By the time Stefan had ripped himself away from me fighting for control, control so that he wouldn't rip into my throat and drain me of my blood until empty Elena Gilbert was already stood on the doorway of the Salvatore Boarding house with an expression so gut wrenching that I almost collapsed to my knees then and there. Betrayal and hurt was painted across her delicate features and Stefan hadn't even noticed that she was there, I didn't know which was worse.

"Elena I..." I tried to explain and she held a hand up effectively silencing me, the guilt ripped into my insides so harshly that I could hardly breathe.
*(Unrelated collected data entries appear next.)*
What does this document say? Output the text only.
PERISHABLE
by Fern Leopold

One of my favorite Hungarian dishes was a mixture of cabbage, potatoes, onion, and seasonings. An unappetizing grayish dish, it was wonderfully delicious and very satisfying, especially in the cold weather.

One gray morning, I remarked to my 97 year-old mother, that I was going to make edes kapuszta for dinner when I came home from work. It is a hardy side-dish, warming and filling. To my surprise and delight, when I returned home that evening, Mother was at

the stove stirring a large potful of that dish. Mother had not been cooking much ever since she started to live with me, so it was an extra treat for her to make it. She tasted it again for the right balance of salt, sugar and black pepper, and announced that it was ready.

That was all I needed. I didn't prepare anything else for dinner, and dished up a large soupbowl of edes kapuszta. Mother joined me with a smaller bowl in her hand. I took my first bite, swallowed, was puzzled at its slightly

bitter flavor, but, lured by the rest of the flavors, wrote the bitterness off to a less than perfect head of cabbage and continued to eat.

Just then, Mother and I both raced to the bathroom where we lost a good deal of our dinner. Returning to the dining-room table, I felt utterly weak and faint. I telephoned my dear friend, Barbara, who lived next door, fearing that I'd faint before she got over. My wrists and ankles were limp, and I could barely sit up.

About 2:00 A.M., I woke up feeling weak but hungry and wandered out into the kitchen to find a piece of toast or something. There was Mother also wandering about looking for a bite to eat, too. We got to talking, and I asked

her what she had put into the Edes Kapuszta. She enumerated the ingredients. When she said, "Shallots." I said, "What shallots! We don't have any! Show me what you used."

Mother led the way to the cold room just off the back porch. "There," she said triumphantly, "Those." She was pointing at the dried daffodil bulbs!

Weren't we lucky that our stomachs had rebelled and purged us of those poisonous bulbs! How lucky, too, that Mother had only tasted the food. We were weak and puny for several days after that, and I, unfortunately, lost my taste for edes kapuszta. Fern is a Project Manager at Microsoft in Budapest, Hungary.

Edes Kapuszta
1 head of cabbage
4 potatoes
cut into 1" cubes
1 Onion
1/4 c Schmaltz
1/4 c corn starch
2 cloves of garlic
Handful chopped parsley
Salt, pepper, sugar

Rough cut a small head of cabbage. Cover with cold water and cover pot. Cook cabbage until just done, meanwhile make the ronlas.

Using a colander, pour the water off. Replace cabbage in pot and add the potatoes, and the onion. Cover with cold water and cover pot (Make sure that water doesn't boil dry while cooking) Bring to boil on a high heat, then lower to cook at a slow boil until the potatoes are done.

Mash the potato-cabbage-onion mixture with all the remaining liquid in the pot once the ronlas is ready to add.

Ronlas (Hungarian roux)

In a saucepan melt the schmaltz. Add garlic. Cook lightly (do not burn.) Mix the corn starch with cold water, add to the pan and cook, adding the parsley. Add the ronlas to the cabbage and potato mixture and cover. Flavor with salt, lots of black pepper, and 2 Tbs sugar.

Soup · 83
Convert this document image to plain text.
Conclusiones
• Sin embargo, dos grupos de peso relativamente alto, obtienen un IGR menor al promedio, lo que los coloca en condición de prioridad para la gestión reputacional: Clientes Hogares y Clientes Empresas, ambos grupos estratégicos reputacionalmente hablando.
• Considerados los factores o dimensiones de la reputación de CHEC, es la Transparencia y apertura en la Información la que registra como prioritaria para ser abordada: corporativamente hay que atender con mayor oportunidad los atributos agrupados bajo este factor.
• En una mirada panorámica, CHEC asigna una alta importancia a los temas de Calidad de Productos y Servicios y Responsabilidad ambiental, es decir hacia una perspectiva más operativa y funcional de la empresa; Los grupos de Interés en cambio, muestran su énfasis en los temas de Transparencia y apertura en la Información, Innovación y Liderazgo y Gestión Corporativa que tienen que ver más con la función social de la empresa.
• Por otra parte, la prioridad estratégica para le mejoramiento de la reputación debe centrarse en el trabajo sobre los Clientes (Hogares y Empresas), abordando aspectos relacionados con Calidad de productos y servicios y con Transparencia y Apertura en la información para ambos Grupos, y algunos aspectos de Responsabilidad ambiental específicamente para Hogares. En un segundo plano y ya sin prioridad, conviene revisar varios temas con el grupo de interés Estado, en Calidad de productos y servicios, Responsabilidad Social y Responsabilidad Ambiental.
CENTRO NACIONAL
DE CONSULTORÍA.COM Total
At least now Stefan had noticed her and with four long strides he had crossed the room towards her, guilt etched onto his beautiful face.

"I swear this isn't what it looks like." And with that my heart broke into a million tiny pieces, I had no idea why I had convinced myself that Stefan would choose me over Elena but I had and now I was paying the price. I could barely feel the tears that streamed down my face as I walked out the Boarding house ignoring their calls, my heart thumped so hard that I thought it would jump up to my throat and choke me to death. Somehow that would have been so much better than the pain, the dull ache that I felt as I wrestled my car door open and stepped inside before I drove off. Ignoring the guilty look on Stefan's face and the anger on Elena's.

And with that the pretty lies that Stefan had fed me faded into nothingness, replaced by the ache that threatened to spread throughout my entire body. I drove through the town in a haze that I barely noticed or heard when my car had slammed against an incoming truck, the last thing I saw were the blinding lights before everything around me faded into obscurity. Darkness.